I. Alarm – Evacuation
According to the pattern proposed by Dirks, in the alarm phase, people become aware of the danger and become hyperactive, with anxiety setting in. This phase does not manifest uniformly across all populations, nor does it appear simultaneously, with people’s reactions varying based on environmental factors, cultural influences, or the circumstances surrounding the onset of famine[15].
For the Roma deported to Transnistria, the alarm phase began during the forced evacuations when taken by surprise and forced to leave their homes, people became hyperactive, anxious, and stressed. Many of them did not even know what was happening or where they were being taken, as testified by Iustian Badea, deported from Bucharest:
“Commissioner Cojocaru came to us from the neighbourhood; he had orders to take us, not just me, but most of the people on that street, Rădulescu Tei, and he took us to the Prefecture, as they say, to the Capital, on Calea Victoriei, and kept us there like prisoners, giving us food like prisoners, as if we were thieves.” [16]
The Roma who were about to be deported could not take bulky luggage, utensils, or other necessary items for daily life, as it was the case with Anghel Nedelea’s family from Pitești:
“… In the evening, a patrol of gendarmes came and smashed our door with the butt of a rifle, and took us out as we were. We were only allowed to take three kilograms: a pot, a pan, and a cauldron for polenta. … They took us to a cattle field, and we stayed there for three days with only 300 grams of bread per day. “ [17]

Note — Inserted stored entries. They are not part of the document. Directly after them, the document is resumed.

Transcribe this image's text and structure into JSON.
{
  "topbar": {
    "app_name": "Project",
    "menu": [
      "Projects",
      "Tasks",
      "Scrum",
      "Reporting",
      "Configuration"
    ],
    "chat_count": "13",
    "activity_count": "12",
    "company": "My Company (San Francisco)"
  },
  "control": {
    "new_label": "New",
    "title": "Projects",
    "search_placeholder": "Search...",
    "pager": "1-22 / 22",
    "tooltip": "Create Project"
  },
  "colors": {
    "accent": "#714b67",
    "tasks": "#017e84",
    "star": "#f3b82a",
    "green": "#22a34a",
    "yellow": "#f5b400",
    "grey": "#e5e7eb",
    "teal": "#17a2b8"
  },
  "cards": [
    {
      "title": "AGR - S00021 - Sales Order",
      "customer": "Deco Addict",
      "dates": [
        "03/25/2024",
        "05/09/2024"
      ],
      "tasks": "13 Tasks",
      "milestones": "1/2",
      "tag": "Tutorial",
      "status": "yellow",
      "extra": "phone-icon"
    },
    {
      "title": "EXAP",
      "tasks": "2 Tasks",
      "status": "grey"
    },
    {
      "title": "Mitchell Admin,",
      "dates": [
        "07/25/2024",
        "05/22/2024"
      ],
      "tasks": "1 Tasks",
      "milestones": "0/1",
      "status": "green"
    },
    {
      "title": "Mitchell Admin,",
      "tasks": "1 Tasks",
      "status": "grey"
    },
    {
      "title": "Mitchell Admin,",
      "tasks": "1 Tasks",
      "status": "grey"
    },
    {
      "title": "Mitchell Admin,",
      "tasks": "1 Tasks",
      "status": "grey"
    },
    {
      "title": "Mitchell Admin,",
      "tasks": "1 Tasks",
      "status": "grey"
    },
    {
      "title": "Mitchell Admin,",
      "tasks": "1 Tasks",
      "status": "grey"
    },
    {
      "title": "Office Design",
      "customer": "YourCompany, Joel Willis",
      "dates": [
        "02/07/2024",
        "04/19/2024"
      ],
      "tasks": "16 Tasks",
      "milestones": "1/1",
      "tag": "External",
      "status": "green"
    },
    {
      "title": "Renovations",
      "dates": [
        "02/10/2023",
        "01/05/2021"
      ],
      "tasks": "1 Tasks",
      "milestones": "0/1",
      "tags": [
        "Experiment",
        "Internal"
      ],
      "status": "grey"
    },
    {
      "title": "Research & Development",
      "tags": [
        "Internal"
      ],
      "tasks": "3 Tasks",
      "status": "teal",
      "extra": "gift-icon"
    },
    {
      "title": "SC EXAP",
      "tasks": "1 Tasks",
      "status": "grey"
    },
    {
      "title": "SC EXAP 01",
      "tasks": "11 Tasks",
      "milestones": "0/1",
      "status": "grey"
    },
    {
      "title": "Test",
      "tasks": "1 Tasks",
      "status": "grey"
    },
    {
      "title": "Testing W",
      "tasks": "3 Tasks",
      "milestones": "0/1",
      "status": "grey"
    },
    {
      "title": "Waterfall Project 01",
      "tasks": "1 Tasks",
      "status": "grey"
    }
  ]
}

The alarm phase continued on the journey to Transnistria. The nomadic Roma arrived there with their own wagons, while the sedentary Roma were deported in cattle trains. Both groups were affected by the lack of food, as survivors recount:
“We were taken with our wagons, yes. And we were taken from post to post. And we didn’t have water to drink, there was no water, it was far away. And I would carry the water bucket on my head, as my mother was sick and needed water. I carried the bucket from here to the next village, walking with the bucket on my head. There was no food, no bread, nothing.” – Silvia Stănescu.[18]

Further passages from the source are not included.